Last post 5/22/2009 6:37 PM by Byron Nelson. 4 replies.
  • 5/22/2009 2:45 PM

    Transform model face

    Quick question,

    I need to transform a cube along a path in such a way that one side of the cube remains stationary while the other side continues to grow/stretch.

    Unfortunately, I've looked through all of the static Matrix methods and I'm coming up blank. Since I don't know how to describe what I'm trying to do mathematically google hasn't been much help either.

    Anything to push me in the right direction would be greatly appreciated.

    [EDIT] I just had an idea that maybe I could draw the faces manually by points... Still interested if anyone has any other ideas. [/EDIT]

    Thanks,
    Tim
  • 5/22/2009 4:54 PM In reply to

    Re: Transform model face

    I think what you want is MatrixCreateScale, but before you do that use a transform to move the origin to the edge that you want stationary.

    I don't mean to fanboy on my new favorite thing too much...  But you would be much happier with your results if you did the whole animation in Mod Tool, and then just set the animation index to get exactly what you wanted.
  • 5/22/2009 5:51 PM In reply to

    Re: Transform model face

    Moving it while scaling might just work. It might be tricky to figure out the move point in conjunction with the scaling, but it's an idea I hadn't thought of. Thanks.

    As for Mod Tool, I have a graphics guy and he's pretty much set on using Blender. Actually, I'm only learning XNA because he recently finished his degree in graphics design with an emphasis in games and he needed a codemonkey to help him build some stuff for his portfolio. I only agreed to help if I could choose the language/platform and picked XNA because I have a torrid love affair with C#.


    Thanks again,
    Tim
  • 5/22/2009 6:31 PM In reply to

    Re: Transform model face

    I think you can do that with a cube model as well. Haven't tried it the following sounds like it should work.
    First you translate the cube until the face that you do not want to move during scaling is aligned with the world origin and coplanar with the two axis that will not be involved in the scaling, then you apply your scaling.

    That first translation basically transforms the vertices that make up the face you don't want the scaling on to have a zero component in the scaling axis. Then during scaling, anything times zero equals zero... no effect on those vertices.

    So if your cube is 3 by 3 by 3 and centered on the world origin & want to scale it only in the positive x direction.

    Matrix cubeWorld = Matrix.Identity;
    Matrix cubePreScale = Matrix.Identity;
    cubePreScale *= Matrix.CreateTranslation(new Vector3(1.5f,0,0));
    float myScale = 1f;

    //in the update method
    myScale += 0.1f;
    cubeworld = cubePreScale * Matrix.CreateScale(myScale, 1, 1);

    [edit] looks like GregA had the same idea.
  • 5/22/2009 6:37 PM In reply to

    Re: Transform model face

    I think you want to "extrued" the cube face along a path?

    I've done something like this in my game with a distorted cylinder that I used as a "warp" tube.  Its simple, or complicated, depending on how you look at it I guess.

    Make a cube with N slices.  (4 corners, but more than four vertices) that is 1 x 1 x 1 unit.

    Create an array of Vector3s, with as many elements as you have slices in your cube.  Each point represents a point along the path that you want to extrued your cube.

    Pass the array to a vertex shader.  There, for each vertex, lookup where it should be placed in the path based on the vertex's Z value.

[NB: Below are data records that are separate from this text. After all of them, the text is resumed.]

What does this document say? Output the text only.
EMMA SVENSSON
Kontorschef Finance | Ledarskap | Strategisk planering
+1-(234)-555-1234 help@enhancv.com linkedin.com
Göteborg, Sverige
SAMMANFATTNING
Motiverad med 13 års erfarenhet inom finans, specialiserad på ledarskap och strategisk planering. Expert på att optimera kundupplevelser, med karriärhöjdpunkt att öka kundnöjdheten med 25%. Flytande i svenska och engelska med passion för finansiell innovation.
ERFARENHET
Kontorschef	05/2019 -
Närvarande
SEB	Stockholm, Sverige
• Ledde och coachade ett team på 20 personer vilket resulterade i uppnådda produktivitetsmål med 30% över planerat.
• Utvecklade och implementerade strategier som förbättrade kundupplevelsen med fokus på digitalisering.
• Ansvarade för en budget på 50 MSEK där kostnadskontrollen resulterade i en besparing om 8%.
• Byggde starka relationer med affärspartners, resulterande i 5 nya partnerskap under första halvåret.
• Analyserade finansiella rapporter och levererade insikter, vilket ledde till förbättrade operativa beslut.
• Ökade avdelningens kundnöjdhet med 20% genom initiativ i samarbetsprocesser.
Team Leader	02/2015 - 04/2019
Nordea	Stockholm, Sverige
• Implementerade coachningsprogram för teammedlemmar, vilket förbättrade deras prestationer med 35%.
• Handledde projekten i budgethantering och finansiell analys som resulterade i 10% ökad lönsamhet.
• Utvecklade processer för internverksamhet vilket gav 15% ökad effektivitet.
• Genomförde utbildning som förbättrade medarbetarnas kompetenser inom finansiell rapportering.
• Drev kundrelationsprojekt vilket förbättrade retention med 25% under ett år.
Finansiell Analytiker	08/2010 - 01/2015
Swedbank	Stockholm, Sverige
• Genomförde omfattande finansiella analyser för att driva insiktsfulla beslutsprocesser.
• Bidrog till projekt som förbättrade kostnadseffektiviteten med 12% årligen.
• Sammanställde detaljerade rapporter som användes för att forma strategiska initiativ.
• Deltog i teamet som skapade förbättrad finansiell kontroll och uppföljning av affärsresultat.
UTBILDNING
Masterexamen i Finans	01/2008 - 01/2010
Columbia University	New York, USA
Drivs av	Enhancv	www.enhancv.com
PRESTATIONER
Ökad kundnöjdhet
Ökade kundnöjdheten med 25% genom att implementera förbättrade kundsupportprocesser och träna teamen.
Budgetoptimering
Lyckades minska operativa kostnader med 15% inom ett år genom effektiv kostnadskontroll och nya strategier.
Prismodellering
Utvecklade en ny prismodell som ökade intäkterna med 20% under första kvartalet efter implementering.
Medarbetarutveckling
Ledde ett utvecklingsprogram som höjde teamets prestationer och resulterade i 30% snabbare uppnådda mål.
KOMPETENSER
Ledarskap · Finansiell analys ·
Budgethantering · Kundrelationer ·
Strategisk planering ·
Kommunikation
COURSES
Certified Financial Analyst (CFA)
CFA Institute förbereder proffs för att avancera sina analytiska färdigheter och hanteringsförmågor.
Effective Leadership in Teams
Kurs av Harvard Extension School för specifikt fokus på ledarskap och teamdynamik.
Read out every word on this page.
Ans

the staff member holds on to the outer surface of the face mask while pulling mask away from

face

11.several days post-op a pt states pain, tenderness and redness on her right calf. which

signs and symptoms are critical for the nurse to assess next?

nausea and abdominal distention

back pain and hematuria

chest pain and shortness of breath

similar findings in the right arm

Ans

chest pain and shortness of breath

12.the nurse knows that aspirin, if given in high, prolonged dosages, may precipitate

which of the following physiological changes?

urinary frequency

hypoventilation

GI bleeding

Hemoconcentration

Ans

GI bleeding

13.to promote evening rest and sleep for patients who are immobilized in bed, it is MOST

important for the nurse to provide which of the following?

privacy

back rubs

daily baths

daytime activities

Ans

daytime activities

    So for each vertex being processed, take the vertex while it is in its original state (before the world_view_projection multiplication). Translate the Z so that you have no negative Z values.  Multiply the vertex's Z by the size of the array and that is the index of the array of path positions for that vertex.   Add the Vector3 in that array to the vertex.

    Now, if you want the faces to follow the curve, that is, stay perpendicular to the path as they mover around it, you'll need to look at each position and the one behind it in the array, get the change in direction, create a rotation matrix,  and rotate the vertex accordingly.

    Once you do all that with the raw vertex, then process it as you normally would (i.e., do your world & world view projection transforms).